Eso, a pesar de que Billy Joe se detuvo a darme un par de consejos gratuitos. Se había quedado en los veintinueve para el resto de su fantasmal vida, porque esa era la edad que tenía cuando un par de vaqueros a los que había hecho trampas jugando a las cartas lo metieron en un saco y lo arrojaron al Misisipi.
Para cuando el sol comenzó a juguetear con el horizonte, estaba muerta de aburrimiento y cada vez me costaba más no pensar en la próxima reunión con el Círculo. A la última había acudido de buena fe, sin armas, quitándome el brazalete del que esperaba no supieran nada. Pero la idea de presentarme de esa guisa otra vez no me resultaba muy alentadora, sobre todo ahora que me estaban reparando la protección. No quería llevarme sorpresas. Además, los guardias estaban empezando a molestarme.

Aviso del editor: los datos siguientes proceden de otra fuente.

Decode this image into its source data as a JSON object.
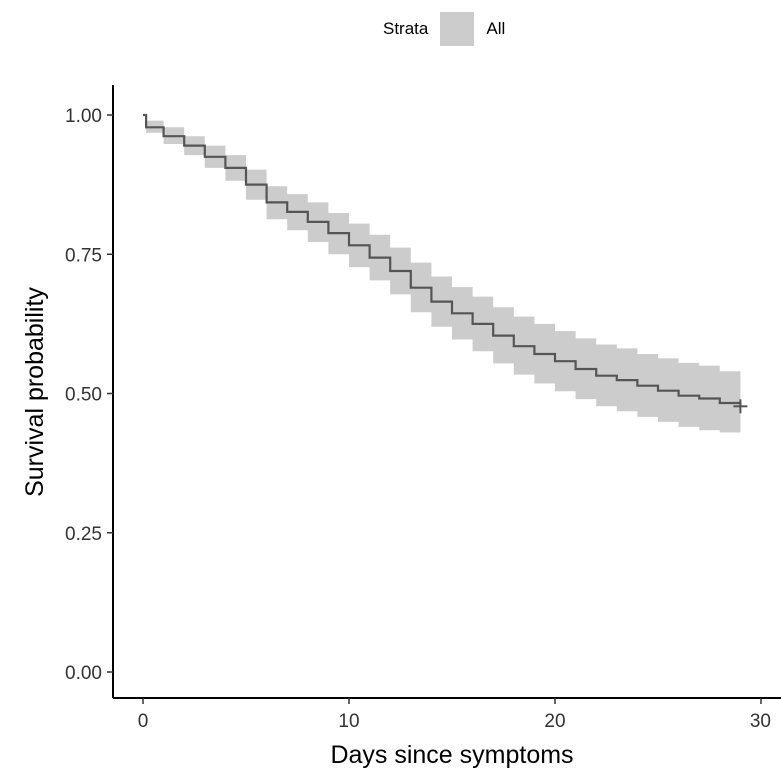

Algo antes de la puesta de sol, Marco apareció caminando con aire arrogante. Supuse que estaba haciendo alarde de su poder, pero un par de guardias se mofaron de él. Llevaban despiertos todo el día.

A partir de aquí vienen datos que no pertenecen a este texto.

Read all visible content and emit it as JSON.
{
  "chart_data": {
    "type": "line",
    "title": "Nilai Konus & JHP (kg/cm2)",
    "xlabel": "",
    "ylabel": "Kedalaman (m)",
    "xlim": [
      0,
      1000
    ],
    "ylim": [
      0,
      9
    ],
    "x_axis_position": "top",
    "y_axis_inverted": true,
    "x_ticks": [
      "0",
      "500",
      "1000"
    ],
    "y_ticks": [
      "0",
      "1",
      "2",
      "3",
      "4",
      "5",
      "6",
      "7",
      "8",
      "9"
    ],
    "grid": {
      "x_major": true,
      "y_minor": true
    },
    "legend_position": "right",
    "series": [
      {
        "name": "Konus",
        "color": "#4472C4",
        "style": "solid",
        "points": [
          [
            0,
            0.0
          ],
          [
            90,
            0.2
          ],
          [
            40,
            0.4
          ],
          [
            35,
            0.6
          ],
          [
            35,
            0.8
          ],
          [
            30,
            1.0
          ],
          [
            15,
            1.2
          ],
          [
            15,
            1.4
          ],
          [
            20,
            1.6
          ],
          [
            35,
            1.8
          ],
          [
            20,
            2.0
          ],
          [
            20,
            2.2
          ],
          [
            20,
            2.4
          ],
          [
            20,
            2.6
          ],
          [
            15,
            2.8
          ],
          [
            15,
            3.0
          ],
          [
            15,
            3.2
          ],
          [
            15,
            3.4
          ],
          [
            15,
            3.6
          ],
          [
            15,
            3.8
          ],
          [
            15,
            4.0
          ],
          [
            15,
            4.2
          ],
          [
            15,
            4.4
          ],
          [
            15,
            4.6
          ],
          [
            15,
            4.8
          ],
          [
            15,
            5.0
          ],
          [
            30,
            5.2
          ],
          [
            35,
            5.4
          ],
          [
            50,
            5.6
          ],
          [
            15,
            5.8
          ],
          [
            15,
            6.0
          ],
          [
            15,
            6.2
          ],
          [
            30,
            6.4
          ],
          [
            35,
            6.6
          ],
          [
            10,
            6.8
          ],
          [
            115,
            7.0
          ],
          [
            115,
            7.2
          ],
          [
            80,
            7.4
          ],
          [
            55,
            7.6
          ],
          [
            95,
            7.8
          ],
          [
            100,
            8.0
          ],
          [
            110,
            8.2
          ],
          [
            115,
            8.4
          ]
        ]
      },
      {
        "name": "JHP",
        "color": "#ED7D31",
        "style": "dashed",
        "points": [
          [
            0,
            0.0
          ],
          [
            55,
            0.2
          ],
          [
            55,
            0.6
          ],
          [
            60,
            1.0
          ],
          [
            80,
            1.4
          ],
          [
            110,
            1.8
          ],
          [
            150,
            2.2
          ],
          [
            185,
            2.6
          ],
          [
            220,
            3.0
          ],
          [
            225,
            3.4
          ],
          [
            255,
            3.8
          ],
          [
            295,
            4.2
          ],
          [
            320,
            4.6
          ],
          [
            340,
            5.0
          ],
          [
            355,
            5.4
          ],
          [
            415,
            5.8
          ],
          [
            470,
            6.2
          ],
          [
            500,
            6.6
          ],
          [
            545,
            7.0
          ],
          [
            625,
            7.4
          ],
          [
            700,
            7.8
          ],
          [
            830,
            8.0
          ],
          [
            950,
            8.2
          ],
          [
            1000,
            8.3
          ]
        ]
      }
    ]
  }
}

—Tengo que salir de compras —le informé.
—No me voy a quedar esperando en ninguna sección de lencería mientras tú te pruebas modelitos —dijo, muy directo.
—Vamos a ir a comprar armas —dije, cogiendo el monedero.
—¿Qué tipo de armas?
—De las que hacen daño.
Y, por primera vez en mi vida, vi a Marco sonreír.